Furnishing George’s House: The Corner Cupboard

Furnishings posts logo finalAs construction of the Washington house at Ferry Farm continues, our attention is turning to the furnishings of the house.  Our goal is to furnish the house entirely with reproductions of 18th century pieces, so that our visitors can fully interact with them, without fear of damage to an irreplaceable piece.  Guests will be able to sit on the chairs, open drawers, pick up the utensils on the table, smell the smoke from real fires in the fireplaces, and feel the breeze coming through open windows.  In short, the interior of the house will be as close to what the Washington family would have known as we can make it both in design and experience.

Making the Corner Cupboard 1

The joiners at Colonial Williamsburg (l-r): Peter Hudson, Amanda Doggett, Scott Krogh, Ted Boscana.

Fully furnishing the house will take several years, but the first piece in the process is already on its way to Ferry Farm! It is a corner cupboard, made for us by the talented craftsmen in Colonial Williamsburg’s joiners’ shop and based upon an original 18th century corner cupboard in the CW collection.  The story of our corner cupboard is an interesting one, and embodies the work solving mysteries with both history and science that we do at Ferry Farm every day.

The story of the corner cupboard begins with Augustine Washington’s 1743 probate inventory, but not because the corner cupboard is listed in the document.  Rather, the fact that it wasn’t listed in the inventory is what caught our attention.  In the Parlor, the inventory lists a variety of furnishings, including 3 chairs, a table, a desk, a mirror and a set of window curtains.  A value is given for each of these line items, as expected.

The document also lists a value for “lumber in the room and cubbord.” This phrase tells us several things.  First, in the 18th century, “lumber” was the term used for what we might call junk today. Lumber was a group of odds and ends or a mish-mash of objects, none of which had much value, and usually lumped together and appraised as a group. “Lumber” did not mean wood. The Washingtons were not storing piles of wood in their Parlor.
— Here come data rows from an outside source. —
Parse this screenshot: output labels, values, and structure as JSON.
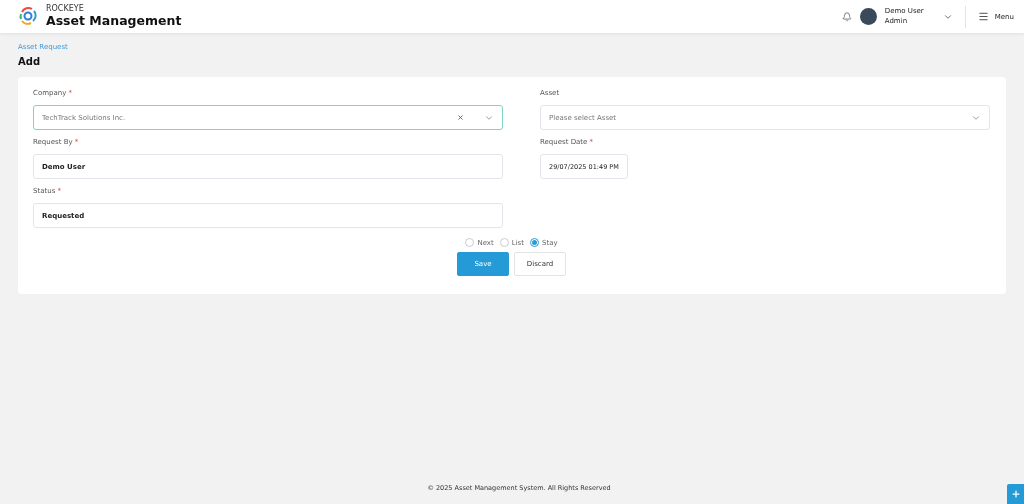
{
  "header": {
    "brand": "ROCKEYE",
    "title": "Asset Management",
    "user": {
      "name": "Demo User",
      "role": "Admin"
    },
    "menu": "Menu"
  },
  "breadcrumb": "Asset Request",
  "page_title": "Add",
  "form": {
    "fields": [
      {
        "kind": "select",
        "label": "Company",
        "required_mark": "*",
        "value": "TechTrack Solutions Inc.",
        "focused": true,
        "clearable": true
      },
      {
        "kind": "select",
        "label": "Asset",
        "placeholder": "Please select Asset",
        "focused": false,
        "clearable": false
      },
      {
        "kind": "text",
        "label": "Request By",
        "required_mark": "*",
        "value": "Demo User"
      },
      {
        "kind": "date",
        "label": "Request Date",
        "required_mark": "*",
        "value": "29/07/2025 01:49 PM"
      },
      {
        "kind": "text",
        "label": "Status",
        "required_mark": "*",
        "value": "Requested"
      }
    ],
    "after_save": [
      {
        "label": "Next",
        "selected": false
      },
      {
        "label": "List",
        "selected": false
      },
      {
        "label": "Stay",
        "selected": true
      }
    ],
    "buttons": [
      {
        "kind": "primary",
        "label": "Save"
      },
      {
        "kind": "secondary",
        "label": "Discard"
      }
    ]
  },
  "footer": "© 2025 Asset Management System. All Rights Reserved"
}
Probate Inventory - Corner Cupboard

Page from Augustine Washington’s probate inventory showing the “Lumber in the Room & Cubbord” as recorded by the inventory takers in 1743.

“Lumber in the room and cubbord” tells us that there was an assortment of junk in the room – not overly useful info, although maybe it does help us all relate to the family a bit since most of us have a junk drawer or closet somewhere in our homes.  The important info that the phrase reveals is the existence of a “cubbord” (phonetic spelling for cupboard) in the room.  The fact that the cupboard is only mentioned as a container for the lumber and not as a piece of furniture (it is not given a line item, and is not given a value of its own in the inventory) tells us that the people conducting the inventory felt that the cupboard was not a free-standing piece, but rather a part of the architecture of the house itself.  In other words, it was what we would call a built-in.

In the 18th century, built-ins were not exactly common, but they were popular among the upper gentry, and usually took the form of corner cupboards.  These corner cupboards served as storage places usually in the a cabinet section in the lower half of the piece covered by a pair of doors. More importantly, they were a place to display luxury goods, like fine ceramics or important silver pieces  on the open shelves in the top half of the piece.  Through this research, thorough knowledge of 18th century material culture, and some logic, we concluded with strong certainty that the Washington house had a corner cupboard in the Parlor.

Because corner cupboards were built in to the structure of a house in the 18th century, they usually were not constructed by the same furniture makers who produced the chairs and tables for a house.  Instead, they were crafted by joiners, who specialized in more architectural work.  It was decided to have our corner cupboard constructed off-site at Colonial Williamsburg, so that the historically trained craftsmen there would have ready access to the piece we were trying to reproduce.  This original piece dates to approximately 1745 and was probably from the James River Basin region of Virginia.

Conservators at Colonial Williamsburg performed paint analysis on the remnants of original pigments still embedded in the wood of the original cupboard and determined that it was painted a light gray.  As the purpose of corner cupboards was often to display fine ceramics, they were usually painted in subdued colors that would contrast with any bright or heavily-painted ceramics.

Unfortunately, most of the best ceramics found archaeologically at Ferry Farm are white or lightly-painted.  Gray would not have done much for them.  So, research was done by architectural historian Mark Wenger into the paint analysis of the trims and moldings in other Virginia homes of the time period.  In the end, it was decided that the cupboard will be painted a dark red color, with a dark gray interior.

Finished Corner Cupboard

The finished reproduction corner cupboard for the Washington house at Ferry Farm.

A quirk of 18th century construction methods dictates that all the decorative trims and moldings in a house would be in place before plastering, and then plaster would be applied up to those trims, rather than the trim being applied over finished plaster.  So, the corner cupboard will need to be in place inside the house before the plaster can be applied.  The day when this special corner cupboard will take its place in the Washington house is fast approaching!